With that being said, the board has approved a deficit budget of $2,508,147, as a result of shortfalls in funding. And there is a recovery plan to address the deficit within two years.
But the reduction is still expected to raise issues during the next school year.
“Reduction to funding, staffing positions and other budgets will pose challenges in the coming year,” says Roxana Negoi, Superintendent of Business Services. “Teacher librarian positions have been reduced along with technology support to schools.”
To top it off, as noted in a previous inhalton article, enrolment within the HDSB is expected to increase during the next school year
“In the 2019-2020 school year, the HDSB will welcome 65,454 students in 87 elementary schools and 17 secondary schools,” notes the release. “This enrolment projection results in an overall increase of 1.3 per cent compared to the current 2018-2019 school year.”
And although enrolment is expected to increase, Stuart Miller, Director of Education for the HDSB, said that the number of classes available to students has been reduced.

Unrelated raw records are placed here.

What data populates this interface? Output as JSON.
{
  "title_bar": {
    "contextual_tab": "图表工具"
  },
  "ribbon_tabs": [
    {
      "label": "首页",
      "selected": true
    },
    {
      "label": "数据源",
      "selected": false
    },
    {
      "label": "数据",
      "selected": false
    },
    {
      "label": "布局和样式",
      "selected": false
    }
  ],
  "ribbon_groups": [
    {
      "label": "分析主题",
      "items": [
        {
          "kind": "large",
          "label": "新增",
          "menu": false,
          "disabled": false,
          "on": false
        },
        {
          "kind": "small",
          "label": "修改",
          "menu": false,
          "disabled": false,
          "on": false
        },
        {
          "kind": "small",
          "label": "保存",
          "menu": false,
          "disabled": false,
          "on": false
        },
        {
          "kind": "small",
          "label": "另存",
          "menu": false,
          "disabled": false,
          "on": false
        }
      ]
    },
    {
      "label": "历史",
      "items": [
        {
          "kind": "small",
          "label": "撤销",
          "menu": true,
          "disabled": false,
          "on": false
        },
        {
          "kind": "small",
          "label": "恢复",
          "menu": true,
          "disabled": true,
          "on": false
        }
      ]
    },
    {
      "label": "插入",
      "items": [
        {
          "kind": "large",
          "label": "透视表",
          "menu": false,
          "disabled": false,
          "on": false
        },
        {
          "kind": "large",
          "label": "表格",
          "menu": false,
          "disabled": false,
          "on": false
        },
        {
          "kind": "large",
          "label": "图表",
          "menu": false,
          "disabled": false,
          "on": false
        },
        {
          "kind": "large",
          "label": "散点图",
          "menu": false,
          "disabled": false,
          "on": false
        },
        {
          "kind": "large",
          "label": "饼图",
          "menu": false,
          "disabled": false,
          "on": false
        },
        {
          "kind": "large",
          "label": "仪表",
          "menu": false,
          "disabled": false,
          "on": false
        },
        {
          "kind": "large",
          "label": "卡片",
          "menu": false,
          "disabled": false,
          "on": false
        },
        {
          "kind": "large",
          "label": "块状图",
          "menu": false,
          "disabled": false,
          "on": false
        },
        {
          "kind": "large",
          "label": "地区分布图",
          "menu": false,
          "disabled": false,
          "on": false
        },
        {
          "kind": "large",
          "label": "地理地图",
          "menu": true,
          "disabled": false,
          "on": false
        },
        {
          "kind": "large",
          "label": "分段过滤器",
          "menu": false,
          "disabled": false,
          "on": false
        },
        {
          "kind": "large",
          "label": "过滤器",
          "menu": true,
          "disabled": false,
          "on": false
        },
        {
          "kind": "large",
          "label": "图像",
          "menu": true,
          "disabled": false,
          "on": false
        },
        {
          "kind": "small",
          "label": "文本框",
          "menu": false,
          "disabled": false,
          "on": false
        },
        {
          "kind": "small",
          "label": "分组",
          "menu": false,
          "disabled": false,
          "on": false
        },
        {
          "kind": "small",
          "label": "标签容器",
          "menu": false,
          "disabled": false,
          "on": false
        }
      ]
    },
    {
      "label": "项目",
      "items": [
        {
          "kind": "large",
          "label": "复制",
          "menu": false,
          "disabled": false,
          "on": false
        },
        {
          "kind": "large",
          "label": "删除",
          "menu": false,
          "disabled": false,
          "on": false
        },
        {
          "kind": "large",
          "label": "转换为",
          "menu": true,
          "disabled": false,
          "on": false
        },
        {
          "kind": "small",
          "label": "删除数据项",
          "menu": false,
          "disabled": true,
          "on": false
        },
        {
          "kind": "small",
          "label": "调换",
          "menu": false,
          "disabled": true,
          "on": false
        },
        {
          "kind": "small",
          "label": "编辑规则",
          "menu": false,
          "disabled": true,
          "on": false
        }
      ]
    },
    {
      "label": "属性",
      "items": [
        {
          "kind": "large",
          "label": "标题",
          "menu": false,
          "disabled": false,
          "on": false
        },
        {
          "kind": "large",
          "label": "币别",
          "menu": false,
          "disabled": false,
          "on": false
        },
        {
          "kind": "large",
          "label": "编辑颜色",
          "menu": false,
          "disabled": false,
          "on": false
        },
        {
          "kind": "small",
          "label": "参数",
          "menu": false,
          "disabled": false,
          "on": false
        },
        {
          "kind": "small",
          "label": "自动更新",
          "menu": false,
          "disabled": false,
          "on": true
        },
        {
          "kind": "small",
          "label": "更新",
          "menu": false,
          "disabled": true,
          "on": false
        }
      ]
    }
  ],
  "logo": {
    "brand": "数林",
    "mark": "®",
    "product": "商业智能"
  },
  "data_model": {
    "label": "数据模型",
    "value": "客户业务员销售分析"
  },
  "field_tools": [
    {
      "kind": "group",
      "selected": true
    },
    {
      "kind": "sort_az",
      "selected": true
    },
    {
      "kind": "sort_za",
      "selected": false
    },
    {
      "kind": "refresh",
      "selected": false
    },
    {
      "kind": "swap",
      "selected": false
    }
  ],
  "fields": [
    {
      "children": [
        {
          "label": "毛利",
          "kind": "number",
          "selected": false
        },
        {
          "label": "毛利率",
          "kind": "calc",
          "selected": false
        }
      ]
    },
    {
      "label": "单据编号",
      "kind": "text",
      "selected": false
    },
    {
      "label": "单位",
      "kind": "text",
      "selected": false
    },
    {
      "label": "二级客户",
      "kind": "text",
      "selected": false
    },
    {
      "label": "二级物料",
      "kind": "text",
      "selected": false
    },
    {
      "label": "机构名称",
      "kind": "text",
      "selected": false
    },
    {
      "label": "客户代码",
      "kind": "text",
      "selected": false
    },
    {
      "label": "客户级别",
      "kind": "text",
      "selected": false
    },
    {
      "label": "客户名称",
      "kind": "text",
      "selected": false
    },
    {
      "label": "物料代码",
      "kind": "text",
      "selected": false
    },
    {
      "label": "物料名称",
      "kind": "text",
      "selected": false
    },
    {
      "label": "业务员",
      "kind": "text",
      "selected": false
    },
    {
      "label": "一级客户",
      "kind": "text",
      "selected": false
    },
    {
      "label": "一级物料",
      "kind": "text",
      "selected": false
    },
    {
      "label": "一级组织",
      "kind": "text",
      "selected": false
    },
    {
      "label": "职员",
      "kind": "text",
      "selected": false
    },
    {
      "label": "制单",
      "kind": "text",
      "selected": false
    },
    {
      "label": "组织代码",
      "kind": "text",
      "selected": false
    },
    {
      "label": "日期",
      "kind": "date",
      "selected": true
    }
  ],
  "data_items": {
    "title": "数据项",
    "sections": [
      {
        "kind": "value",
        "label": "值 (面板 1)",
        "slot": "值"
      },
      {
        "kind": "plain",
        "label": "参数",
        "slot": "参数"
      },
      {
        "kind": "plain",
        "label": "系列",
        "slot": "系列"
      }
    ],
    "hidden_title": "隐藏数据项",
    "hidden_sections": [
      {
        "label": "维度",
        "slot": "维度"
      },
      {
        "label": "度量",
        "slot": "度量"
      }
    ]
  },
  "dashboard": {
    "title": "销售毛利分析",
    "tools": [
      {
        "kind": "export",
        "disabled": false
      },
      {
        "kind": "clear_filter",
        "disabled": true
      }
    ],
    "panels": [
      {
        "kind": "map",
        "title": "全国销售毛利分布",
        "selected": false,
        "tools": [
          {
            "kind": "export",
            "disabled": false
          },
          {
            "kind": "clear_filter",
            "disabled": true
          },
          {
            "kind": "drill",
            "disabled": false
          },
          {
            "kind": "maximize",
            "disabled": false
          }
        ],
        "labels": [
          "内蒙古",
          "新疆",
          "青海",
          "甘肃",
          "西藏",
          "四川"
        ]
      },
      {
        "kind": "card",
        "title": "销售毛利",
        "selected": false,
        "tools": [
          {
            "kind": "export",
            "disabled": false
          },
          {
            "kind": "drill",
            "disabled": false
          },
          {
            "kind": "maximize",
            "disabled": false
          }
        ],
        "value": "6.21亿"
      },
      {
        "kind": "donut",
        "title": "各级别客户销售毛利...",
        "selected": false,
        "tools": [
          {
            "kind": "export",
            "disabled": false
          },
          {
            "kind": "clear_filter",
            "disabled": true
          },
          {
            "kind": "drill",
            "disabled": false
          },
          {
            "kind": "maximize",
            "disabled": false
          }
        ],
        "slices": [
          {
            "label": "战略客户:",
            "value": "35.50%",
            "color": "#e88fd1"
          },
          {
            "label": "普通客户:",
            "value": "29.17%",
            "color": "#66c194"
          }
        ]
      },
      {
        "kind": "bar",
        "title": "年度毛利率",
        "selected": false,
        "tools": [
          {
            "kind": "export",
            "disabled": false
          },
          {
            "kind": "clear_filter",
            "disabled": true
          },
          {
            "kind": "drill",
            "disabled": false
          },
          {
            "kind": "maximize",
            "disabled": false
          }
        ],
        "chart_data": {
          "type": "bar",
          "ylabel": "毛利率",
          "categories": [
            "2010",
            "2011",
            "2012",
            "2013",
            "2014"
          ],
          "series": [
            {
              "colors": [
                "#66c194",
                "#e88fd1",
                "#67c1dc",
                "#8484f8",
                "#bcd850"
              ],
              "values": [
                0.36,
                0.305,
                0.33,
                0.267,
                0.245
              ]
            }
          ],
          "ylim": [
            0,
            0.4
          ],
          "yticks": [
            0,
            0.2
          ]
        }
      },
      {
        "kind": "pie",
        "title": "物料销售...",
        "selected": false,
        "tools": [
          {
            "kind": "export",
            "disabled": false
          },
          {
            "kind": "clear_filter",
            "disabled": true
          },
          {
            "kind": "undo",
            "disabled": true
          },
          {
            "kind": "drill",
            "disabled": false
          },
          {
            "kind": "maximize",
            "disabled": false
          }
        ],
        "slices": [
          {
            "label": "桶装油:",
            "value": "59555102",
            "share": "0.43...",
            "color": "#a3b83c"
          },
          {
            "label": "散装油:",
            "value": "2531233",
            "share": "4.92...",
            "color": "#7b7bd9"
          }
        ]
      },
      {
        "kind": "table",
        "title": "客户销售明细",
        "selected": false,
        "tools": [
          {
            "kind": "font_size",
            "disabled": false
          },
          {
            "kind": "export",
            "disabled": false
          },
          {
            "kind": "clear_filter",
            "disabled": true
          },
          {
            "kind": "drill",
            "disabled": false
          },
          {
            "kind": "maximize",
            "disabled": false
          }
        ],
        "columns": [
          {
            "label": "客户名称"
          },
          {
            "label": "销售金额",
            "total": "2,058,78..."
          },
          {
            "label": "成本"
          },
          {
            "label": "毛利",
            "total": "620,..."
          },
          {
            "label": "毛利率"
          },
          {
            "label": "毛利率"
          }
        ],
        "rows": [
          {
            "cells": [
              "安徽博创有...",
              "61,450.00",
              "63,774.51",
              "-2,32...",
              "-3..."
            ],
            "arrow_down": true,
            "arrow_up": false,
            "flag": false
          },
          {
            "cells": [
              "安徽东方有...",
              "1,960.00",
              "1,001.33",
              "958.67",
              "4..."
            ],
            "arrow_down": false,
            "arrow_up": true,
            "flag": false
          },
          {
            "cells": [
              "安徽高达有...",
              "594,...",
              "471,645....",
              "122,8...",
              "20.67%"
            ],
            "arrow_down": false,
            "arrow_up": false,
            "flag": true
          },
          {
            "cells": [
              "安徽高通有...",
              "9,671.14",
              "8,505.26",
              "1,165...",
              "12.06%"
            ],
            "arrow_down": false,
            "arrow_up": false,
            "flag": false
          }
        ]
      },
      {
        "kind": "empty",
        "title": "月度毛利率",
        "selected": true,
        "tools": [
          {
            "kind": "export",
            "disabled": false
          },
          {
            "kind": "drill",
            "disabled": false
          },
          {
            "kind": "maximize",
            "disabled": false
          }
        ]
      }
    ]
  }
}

“Despite increased enrolment, there has been a reduction of more than 800 classes available to secondary students,” Miller said in a statement. “This will result in higher secondary class sizes and possible cancellation of some compulsory and elective classes.”
But regardless, the 2019-20 HDSB operating and capital budgets were developed with the vision that students will continue to explore and enhance their potential, passions, and strengths to thrive as contributing global citizens.
“I have every confidence in the professionalism and expertise of our staff,” Miller said in a statement. “Our staff will always do what is required to support students the best that they can.”